Cage's shrug meant, I had to ask anyway.
"What about Philly?" Lukas asked.
Czisman said cynically, "Oh, this was very good. The Digger starts taking the bus. He'd get on, sit next to someone and fire one silenced shot. He killed three people, then his accomplice made the ransom demand. The city agreed to pay the ransom but set up surveillance to nail him. But the accomplice knew which bank the city had its accounts in. As soon as the rookies escorting the cash stepped outside the door of the bank the Digger shot them in the back of the head and they escaped."
"I never heard about that one," Lukas said.

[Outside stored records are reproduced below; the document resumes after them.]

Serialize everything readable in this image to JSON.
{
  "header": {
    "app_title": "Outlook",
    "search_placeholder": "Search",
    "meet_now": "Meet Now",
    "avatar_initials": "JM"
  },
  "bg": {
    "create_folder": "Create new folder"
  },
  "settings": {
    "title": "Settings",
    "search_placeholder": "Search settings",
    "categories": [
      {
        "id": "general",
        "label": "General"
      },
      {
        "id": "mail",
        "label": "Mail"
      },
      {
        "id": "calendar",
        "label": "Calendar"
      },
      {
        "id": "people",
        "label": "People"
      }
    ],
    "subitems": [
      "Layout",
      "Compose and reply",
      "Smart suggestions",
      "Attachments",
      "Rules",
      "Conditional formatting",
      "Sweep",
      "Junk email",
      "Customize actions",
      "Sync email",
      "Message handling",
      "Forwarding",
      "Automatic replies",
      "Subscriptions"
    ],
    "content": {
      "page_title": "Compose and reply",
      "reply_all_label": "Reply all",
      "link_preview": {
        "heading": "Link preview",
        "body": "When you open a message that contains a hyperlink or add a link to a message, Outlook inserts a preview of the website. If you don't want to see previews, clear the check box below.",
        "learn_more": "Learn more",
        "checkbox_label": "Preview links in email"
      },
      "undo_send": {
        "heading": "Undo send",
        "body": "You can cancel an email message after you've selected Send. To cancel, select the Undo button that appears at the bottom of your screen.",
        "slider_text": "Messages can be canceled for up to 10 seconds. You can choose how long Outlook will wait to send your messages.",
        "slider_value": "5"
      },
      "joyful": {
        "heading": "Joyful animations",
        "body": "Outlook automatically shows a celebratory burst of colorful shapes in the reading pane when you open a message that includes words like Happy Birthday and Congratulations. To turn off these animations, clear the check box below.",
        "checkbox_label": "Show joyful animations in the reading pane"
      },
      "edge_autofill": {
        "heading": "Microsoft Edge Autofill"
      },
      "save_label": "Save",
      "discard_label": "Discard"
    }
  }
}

"No, they wanted it kept quiet. Six people dead."
Parker said, "Massachusetts, New York, Pennsylvania, Washington. You're right-he was on his way south."
Czisman frowned. "Was?"
Parker glanced at Lukas. She told Czisman, "He's dead."
"What?" Czisman seemed truly shocked.
"The partner-not the Digger."
"What happened?" Czisman whispered.
"Hit-and-run after he dropped the extortion note off. And before he could collect his extortion money."
Czisman's face grew still for a long moment. Parker supposed he was thinking: There goes the exclusive interview with the perp. The huge man's eyes darted around the room. He shifted in his chair. "What was his scheme this time?"
Lukas was reluctant to say but Czisman guessed. "The Butcher shoots people until the city pays the ransom… But now there's nobody to pay the money to and so the Butchers going to keep right on shooting. Sounds just like their MO. You have any leads to where his lair might be?"
"The investigation is continuing," Lukas said warily.